Besides we chose universal primers between BioBrick prefix and suffix so that we can easily clone the prats from any registry for knock-in. Therefore, we prepared the part we are going to knock-in including GFP+RFP with PAM rich targeted promoters and GFP with PAM targeted promoters. As for dCas9 protein, we make 2 expression cassettes, one contains the only dcas9 protein, the other contains short homologous arms between dCas9 protein and GFP with PAM rich targeted promoters
Results
In knock in part, we used Modified Gibson Assembly to construct the donor DNA and backbone which is prepared by high speed PCR enzymes (Primer STAR○R GXL). To get a good electroporation transformation efficiency, we purify the reaction product by column (E.Z.N.A.® Plasmid Mini Kit I). After SOC culture at 30℃ for 1h, we plated the electro transformation production on plate with 1%(w/v) glucose, and 50ng/ul kanamycin. Finally, we selected several colonies for screening and re-plated them.
After successfully plasmid construction, we selected new single colony for amplification and cultured colony with solid L-Ara (1%) media overnight and selected colony randomly for colony PCR which we get 2 in 14 has knock-in feature.

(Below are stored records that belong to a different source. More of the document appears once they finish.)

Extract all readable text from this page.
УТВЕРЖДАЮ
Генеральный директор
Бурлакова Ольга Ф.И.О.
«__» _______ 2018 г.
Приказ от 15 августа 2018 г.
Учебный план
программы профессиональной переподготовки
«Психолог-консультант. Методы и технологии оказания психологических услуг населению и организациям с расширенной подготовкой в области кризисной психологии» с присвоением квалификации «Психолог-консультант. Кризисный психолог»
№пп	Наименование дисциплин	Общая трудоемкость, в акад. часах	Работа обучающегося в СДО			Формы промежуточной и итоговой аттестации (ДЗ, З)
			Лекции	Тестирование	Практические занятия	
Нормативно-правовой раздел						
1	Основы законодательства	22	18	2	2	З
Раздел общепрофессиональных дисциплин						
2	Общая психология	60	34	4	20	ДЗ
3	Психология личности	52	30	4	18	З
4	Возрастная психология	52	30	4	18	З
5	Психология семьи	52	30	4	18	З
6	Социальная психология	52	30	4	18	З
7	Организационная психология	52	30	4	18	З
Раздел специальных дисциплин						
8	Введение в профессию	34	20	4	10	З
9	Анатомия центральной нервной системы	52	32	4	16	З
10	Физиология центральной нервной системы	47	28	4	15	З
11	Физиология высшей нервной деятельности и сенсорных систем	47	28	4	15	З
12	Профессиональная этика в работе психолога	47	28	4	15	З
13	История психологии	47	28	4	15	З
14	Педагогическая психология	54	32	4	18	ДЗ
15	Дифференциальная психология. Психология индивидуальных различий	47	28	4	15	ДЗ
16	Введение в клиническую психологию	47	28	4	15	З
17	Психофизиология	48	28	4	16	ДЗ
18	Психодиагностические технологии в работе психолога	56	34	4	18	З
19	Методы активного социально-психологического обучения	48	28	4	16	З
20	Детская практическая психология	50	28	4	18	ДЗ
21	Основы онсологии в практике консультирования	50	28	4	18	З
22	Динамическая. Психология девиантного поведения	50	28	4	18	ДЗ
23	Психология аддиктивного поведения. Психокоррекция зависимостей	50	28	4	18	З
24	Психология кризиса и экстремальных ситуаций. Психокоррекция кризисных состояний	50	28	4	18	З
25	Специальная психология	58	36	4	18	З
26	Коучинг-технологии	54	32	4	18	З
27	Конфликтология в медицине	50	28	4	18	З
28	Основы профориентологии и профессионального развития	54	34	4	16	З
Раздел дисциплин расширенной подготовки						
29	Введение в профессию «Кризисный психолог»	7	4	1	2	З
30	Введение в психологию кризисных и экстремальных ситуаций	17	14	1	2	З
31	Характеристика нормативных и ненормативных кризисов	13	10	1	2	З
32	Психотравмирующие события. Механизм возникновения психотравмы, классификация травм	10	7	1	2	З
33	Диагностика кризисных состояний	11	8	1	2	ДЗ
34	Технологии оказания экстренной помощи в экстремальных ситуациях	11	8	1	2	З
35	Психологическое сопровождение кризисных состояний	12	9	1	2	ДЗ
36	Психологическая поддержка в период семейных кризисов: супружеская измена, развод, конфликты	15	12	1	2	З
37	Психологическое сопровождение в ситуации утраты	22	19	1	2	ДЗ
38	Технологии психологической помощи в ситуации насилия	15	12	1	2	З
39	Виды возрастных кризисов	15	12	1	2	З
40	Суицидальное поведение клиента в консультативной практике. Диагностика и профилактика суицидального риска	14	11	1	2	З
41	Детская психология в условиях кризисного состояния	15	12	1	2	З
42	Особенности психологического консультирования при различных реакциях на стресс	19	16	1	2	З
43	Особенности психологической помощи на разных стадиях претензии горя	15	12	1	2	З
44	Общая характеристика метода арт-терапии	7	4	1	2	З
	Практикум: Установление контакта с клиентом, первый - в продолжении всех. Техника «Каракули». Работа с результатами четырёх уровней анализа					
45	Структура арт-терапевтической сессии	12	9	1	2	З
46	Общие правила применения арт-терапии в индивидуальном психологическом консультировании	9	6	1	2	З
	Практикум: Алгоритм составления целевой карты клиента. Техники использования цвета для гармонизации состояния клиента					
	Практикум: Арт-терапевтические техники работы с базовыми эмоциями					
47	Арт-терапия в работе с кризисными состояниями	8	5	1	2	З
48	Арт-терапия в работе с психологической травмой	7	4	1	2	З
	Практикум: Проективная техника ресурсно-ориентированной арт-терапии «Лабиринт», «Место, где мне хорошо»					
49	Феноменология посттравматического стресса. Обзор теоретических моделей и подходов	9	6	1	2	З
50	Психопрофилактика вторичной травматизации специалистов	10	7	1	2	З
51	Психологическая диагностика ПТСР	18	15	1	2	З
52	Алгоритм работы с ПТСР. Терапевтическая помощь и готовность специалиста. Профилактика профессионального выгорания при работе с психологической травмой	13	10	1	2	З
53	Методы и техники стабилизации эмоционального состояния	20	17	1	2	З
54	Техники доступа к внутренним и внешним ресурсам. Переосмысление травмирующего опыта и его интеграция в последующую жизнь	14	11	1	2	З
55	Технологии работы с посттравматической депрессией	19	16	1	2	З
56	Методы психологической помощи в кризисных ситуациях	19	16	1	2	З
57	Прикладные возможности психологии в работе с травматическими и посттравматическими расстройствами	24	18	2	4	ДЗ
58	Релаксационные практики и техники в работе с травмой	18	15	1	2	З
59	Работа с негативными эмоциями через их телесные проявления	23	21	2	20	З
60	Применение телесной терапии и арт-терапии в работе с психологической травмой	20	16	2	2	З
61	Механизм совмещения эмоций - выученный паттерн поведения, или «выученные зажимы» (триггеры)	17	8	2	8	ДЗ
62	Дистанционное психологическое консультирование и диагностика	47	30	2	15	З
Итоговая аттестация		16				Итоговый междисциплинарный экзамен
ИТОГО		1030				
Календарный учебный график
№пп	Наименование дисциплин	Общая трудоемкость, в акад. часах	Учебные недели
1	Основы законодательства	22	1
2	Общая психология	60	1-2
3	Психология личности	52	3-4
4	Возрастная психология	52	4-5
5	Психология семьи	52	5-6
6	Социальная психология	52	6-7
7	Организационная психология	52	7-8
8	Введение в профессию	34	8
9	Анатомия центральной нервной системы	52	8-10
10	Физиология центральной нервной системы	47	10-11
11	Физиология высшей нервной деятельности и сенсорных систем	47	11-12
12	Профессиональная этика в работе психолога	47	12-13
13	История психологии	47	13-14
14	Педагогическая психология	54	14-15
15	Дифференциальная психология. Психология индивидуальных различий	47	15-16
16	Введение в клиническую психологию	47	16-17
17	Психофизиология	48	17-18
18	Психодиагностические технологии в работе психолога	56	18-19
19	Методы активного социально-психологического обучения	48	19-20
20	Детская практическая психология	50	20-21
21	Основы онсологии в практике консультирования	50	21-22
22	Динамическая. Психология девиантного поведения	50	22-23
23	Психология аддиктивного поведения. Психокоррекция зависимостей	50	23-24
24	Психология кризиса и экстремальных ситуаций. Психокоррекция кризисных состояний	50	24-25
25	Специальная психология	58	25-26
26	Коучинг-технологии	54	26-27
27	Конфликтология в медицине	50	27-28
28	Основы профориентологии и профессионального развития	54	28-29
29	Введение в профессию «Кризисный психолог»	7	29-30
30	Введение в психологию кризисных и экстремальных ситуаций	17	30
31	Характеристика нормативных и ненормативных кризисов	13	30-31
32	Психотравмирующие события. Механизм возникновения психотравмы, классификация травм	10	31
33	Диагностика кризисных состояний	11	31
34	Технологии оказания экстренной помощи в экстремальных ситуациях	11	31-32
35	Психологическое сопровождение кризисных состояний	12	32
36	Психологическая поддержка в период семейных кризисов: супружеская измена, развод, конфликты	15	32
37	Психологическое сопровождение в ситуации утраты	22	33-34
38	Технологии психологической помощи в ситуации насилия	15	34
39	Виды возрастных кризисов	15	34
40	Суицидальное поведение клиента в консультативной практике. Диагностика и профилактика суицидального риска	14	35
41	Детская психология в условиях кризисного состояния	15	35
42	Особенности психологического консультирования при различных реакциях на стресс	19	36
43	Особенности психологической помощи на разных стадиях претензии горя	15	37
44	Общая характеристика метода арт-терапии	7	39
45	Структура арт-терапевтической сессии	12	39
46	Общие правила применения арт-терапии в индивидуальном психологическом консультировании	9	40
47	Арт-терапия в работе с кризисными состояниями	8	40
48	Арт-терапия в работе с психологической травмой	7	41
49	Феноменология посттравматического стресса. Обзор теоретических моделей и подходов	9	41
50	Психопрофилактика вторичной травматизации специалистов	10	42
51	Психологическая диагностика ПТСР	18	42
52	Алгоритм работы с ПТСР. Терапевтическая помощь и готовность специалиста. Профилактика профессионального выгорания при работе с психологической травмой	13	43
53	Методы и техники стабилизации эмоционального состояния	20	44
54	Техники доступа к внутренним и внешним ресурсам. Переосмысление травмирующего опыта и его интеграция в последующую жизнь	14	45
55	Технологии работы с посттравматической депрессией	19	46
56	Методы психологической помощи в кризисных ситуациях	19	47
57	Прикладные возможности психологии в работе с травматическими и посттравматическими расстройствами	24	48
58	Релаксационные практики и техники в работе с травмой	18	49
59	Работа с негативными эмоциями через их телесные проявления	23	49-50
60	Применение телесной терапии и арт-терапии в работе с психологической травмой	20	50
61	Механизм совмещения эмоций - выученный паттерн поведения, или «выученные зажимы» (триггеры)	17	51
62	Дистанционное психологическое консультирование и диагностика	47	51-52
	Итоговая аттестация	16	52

Then we re-plated the colony on plate. Interestingly not all the colony turn red at the same time.
In order to test the elimination of plasmid, we cultured the E.coli on 37℃ for 1 day, and then plated it on plasmid on K+ plate compared by those without elimination. Those still have plasmid (right) survived better than the left. And the plasmid purification from 6 ml colony culture shows no plasmid remaining.
4.2 Donor part preparing
At the same time, we design the universal primers so that we can use these primers to amplify any sequence on between prefix and suffix. Thus, we used these primers to amplified the GFP, RFP+GFP, dCas9 and dCas9 with GFP for future cloning.
In this part, we successfully verified the knock in function of our plasmid, and test the Golden Gate assembly plasmid construction. Besides here are some drawbacks of this methods.1 It’s hard to transformation efficiency, for with only the colony PCR it could be a low efficiency for colony selection when construction plasmid. 2 The periodic expression of genome may result in the desynchrony expression of RFP on genome. 3 the exogenous gene in Bacteria genome may result in long fragment homologous recombination within genome range. We only get positive result for the first few days. After several days culture after losing its plasmid, the same site colony will smear or abnormal length fragment will rise (see notebook) which may suggest the HR in genome range.